I keep reading in the documents about the asymptotic distribution of the CLT. I am learning things by myself so try to figure it out on my own and don't have a teacher to ask the question to.
So it's my understanding that the variance of the sample mean is:
$Var(\bar X) = {{ \sigma^2 } \over { n }}.$
I also know that you can write this variance as $E[(\bar X - \mu)^2]$ where $\bar X$ is the sample mean and $\mu$ is the population mean. you can definitely plot the first equation (if you know the population variance $\sigma^2$) and yes you would get a curve which is going very close to the x-axis (without even touching it); this my understanding of what they "asymptotic" word means.
I am trying to understand if this is what it means when I find in text books that the CLT has an asymptotic distribution?

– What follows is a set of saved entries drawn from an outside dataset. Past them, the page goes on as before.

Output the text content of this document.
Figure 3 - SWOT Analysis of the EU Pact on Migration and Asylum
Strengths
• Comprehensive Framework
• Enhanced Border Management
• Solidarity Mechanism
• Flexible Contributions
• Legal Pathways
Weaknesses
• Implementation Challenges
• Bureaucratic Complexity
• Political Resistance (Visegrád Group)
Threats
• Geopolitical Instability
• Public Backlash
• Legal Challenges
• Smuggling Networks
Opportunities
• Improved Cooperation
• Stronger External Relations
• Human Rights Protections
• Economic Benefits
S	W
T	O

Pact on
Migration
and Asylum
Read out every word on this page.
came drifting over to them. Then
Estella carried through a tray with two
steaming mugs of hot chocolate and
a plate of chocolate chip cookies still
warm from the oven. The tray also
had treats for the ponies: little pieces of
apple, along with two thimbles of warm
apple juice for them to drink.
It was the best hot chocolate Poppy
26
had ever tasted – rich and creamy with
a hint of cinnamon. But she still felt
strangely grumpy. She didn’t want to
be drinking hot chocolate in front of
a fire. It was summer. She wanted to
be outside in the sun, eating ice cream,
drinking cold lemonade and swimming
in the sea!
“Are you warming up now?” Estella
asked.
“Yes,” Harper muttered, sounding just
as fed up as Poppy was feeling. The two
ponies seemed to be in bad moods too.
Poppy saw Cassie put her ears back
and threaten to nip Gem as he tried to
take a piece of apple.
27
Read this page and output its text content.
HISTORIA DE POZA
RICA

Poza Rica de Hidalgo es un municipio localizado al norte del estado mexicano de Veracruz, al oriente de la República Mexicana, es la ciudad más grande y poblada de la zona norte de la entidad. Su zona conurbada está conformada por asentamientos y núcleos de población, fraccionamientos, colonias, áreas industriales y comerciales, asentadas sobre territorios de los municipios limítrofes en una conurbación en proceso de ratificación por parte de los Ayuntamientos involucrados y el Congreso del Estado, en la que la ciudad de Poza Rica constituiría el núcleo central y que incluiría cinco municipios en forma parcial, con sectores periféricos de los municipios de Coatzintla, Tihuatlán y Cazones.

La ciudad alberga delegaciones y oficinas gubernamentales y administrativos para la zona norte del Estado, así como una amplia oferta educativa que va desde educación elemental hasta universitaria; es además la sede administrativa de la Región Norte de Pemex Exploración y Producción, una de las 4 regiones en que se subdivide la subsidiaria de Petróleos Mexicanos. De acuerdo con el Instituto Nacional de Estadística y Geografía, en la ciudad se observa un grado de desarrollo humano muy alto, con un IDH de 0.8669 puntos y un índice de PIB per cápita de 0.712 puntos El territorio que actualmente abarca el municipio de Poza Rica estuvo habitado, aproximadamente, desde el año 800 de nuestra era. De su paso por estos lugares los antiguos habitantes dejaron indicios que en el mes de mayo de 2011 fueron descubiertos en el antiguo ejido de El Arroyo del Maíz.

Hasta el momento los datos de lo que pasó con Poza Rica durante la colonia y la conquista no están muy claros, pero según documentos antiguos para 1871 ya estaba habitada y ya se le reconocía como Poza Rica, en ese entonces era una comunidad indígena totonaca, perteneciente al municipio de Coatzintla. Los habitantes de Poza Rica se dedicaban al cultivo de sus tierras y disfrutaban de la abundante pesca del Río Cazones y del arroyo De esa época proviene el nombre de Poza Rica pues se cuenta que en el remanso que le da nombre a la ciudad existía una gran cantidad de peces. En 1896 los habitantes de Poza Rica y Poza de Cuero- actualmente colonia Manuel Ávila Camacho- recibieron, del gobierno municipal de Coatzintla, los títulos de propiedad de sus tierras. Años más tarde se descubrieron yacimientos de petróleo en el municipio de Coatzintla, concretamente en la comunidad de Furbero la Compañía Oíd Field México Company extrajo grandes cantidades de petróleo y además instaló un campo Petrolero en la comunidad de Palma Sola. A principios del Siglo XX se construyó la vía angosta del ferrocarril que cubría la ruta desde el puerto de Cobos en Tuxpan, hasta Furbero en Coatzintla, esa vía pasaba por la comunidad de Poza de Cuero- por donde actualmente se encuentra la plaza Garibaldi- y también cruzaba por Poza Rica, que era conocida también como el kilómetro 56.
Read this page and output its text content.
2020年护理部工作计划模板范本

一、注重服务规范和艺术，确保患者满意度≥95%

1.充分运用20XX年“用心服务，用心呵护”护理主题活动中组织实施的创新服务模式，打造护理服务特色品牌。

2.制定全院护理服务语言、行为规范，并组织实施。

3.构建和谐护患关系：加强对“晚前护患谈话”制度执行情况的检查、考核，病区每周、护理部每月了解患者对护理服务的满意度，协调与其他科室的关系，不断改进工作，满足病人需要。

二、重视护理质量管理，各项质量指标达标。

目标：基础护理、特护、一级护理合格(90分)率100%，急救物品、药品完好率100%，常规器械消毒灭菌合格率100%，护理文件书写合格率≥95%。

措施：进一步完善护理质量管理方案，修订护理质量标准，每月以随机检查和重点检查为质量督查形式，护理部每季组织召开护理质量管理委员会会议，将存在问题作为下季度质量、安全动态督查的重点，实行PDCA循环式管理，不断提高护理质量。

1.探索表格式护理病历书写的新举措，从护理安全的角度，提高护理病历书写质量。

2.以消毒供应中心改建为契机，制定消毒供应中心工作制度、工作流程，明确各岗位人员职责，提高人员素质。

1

Could someone explained a bit more what it means when one says that "the Central Limit Theorem provides the asymptotic distribution of $\sqrt{N}(\bar X − \mu)$"?
Thank you very much.
The fact that the variance of $\bar X_n$ goes to zero when $n\to\infty$ (like $\sigma^2/n$) indicates that $\bar X_n$ looks more and more like the constant random variable equal to $E[\bar X_n]=\mu$. The CLT is a second order expansion of $\bar X_n$ around $\mu$. The surprise, when one first sees this result, is that the convergence of $\bar X_n-\mu$ suitably normalized happens in distribution (but not in probability, even less almost surely).
At the end of the day, the CLT is a relatively weak statement saying, first, that the correct normalization is $\sqrt{n}$ (not a surprise if one wants the variance to converge to a positive finite limit) and, second, that $Z_n=\sqrt{n}(\bar X_n-\mu)$ converges in distribution to a normal random variable $Z$ with mean $0$ and variance $\sigma^2$. This means that, for every real number $z$, $$ P[Z_n\leqslant z]\to P[Z\leqslant z]. $$ Since one knows the distribution of $Z$, one knows that the value of the RHS is $$ P[Z\leqslant z]=\int_{-\infty}^{x/\sigma}\frac1{\sqrt{2\pi}}\mathrm e^{-t^2/2}\mathrm dt. $$ Note that the almost sure behaviour of $Z_n$ is another matter, since $\limsup\limits_{n\to+\infty}Z_n=+\infty$ and $\liminf\limits_{n\to+\infty}Z_n=-\infty$, almost surely (a keyword here being law of iterated logarithm).
To sum up, the fact that the variance is $\sigma^2/n$ suggests the normalization in the CLT but the CLT itself is a much more encompassing result. For example, the fact that a unique distribution (the normal one) captures the behaviour of every $\bar X_n$ (provided square integrability) should be truly bewildering.